Ein marxistisch angehauchter Autor kritisierte in den 1970er Jahren in seiner Abhandlung Die Ducks – Psychogramm einer Sippe Düsentriebs Erfindungen als system­­­erhaltend. Aus nackter Existenznot habe dieser sein Forscherethos verraten und, unbelastet von soziologischem Wissen, ein technologisches Paradies geschaf­fen, das den Nutzniessern der alten Herrschafts- und Abhängigkeitsverhältnisse zu subtileren Instrumenten verhalf. Aus Sicht des Entenexperten ein naives und unmündiges Verhalten. Heute wissen wir das alles viel besser. Die Start-ups der Düsentrieb-Industrie bereichern unser Leben. Sie fördern unsere Performance im Wettbewerb, sie beleben den Markt und machen uns schlauer, fitter und stärker.
Was die Medizintechnik leistet, ergänzt die Pharma­industrie mit neuen Stimulanzien zum Hirndoping. Im System alle gegen alle verleiht nicht nur Redbull «Flüüügel». Was Koffein und Taurin versprechen, kann inzwischen LSD weit besser. 10–20 Mikrogramm alle vier Tage, so eine Rezeptur von vielen. Die Halluzinogenmenge, unter ihrem Schwellenwert eingenommen, verstärkt die Lernfähigkeit, macht kreativ, fördert Gleichgewicht und schnelle Reaktionen. Statt Amphetamine, Modafinil oder Ritalin sind psychedelische Drogen angesagt. Halluzinationen sind in der Arbeitswelt wenig rentabel. Gefördert werden gezielt gute Prüfungs­resultate und die Lust, Konkurrenten abzuhängen.

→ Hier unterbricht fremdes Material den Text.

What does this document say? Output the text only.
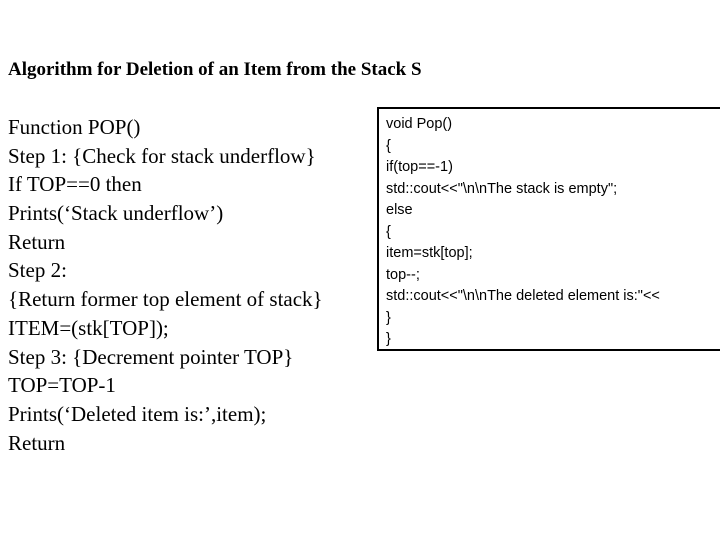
Algorithm for Deletion of an Item from the Stack S
Function POP()
Step 1: {Check for stack underflow}
If TOP==0 then
Prints(‘Stack underflow’)
Return
Step 2:
{Return former top element of stack}
ITEM=(stk[TOP]);
Step 3: {Decrement pointer TOP}
TOP=TOP-1
Prints(‘Deleted item is:’,item);
Return
void Pop()
{
if(top==-1)
std::cout<<"\n\nThe stack is empty";
else
{
item=stk[top];
top--;
std::cout<<"\n\nThe deleted element is:"<<
}
}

Die promovierte Kunsthistorikern Erika Fuchs hat Barks’ Geschichten kongenial übersetzt. Ihre lautmalerischen Schöpfungen sind in die Umgangssprache und zum Teil sogar in den Duden eingegangen. Erfolgreich dank Milliampère und Mikrogrammen; wohin das führt, wissen wir noch nicht. Es könnte einmal ausreichend mit Grübel, Stöhn, Grummel, Schwurbel, Ächz und Kreisch zu beschreiben sein.
Dann erst gilt: Ente gut, alles gut.